Şehirlerde herhangi bir ağaç türünün oranının yüzde 20'yi geçmemesi tavsiye ediliyor. Bunun nedeniyse doğada genel olarak tür çeşitliliğinin dayanıklılığı artırması.

Prof. Dr. Akkemik, bulaşıcı hastalıklarla birlikte küresel ısınmaya karşı kentlerin dayanıklılığının artması için kuraklığa daha dayanıklı, daha az su isteyen ve farklı ağaç türlerinin çalışmalara dahil edilmesi gerektiğini söylüyor:

"Bu sayede aynı anda çok sayıda ağacı kaybetme riskiniz ortadan kalkar."

Bununla birlikte ağaçların genişliklerinin dikildikleri caddelerin genişlikleriyle uyumlu olması da önemli bir faktör. Bu şekilde ağaçların budama gibi insan müdahalelerine ihtiyacı azaltılabiliyor.
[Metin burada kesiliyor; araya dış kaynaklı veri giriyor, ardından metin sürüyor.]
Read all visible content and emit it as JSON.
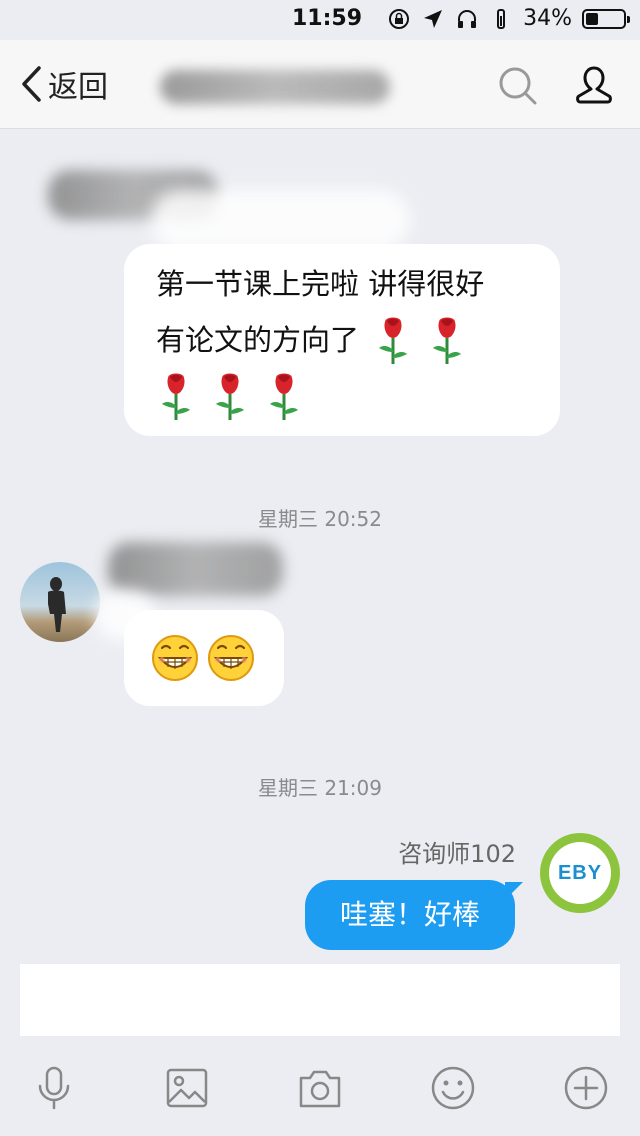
{
  "status_bar": {
    "time": "11:59",
    "battery": "34%",
    "battery_level": 0.34
  },
  "nav": {
    "back_label": "返回"
  },
  "messages": {
    "first": {
      "lines": [
        "第一节课上完啦 讲得很好",
        "有论文的方向了"
      ],
      "rose_count_line2": 2,
      "rose_count_line3": 3
    },
    "time1": "星期三 20:52",
    "second_emoji_count": 2,
    "time2": "星期三 21:09",
    "reply": {
      "sender": "咨询师102",
      "text": "哇塞！好棒",
      "avatar_logo": "EBY"
    }
  },
  "colors": {
    "accent": "#1d9df2",
    "background": "#ebedf2",
    "avatar_ring": "#8cc43e"
  },
  "icons": [
    "mic-icon",
    "image-icon",
    "camera-icon",
    "emoji-icon",
    "plus-icon"
  ]
}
Kritik bir diğer adımsa, "ölen ağaçların hikayelerinin dikkatli bir şekilde dinlenmesi."

Prof. Dr. Akkemik ağaçların 40-50 yıllık tarihinin önemli bilgiler barındırdığını ve bunları bilmenin uzun ömürlü ağaçlar yetiştirmek için önemli olacağını söylüyor.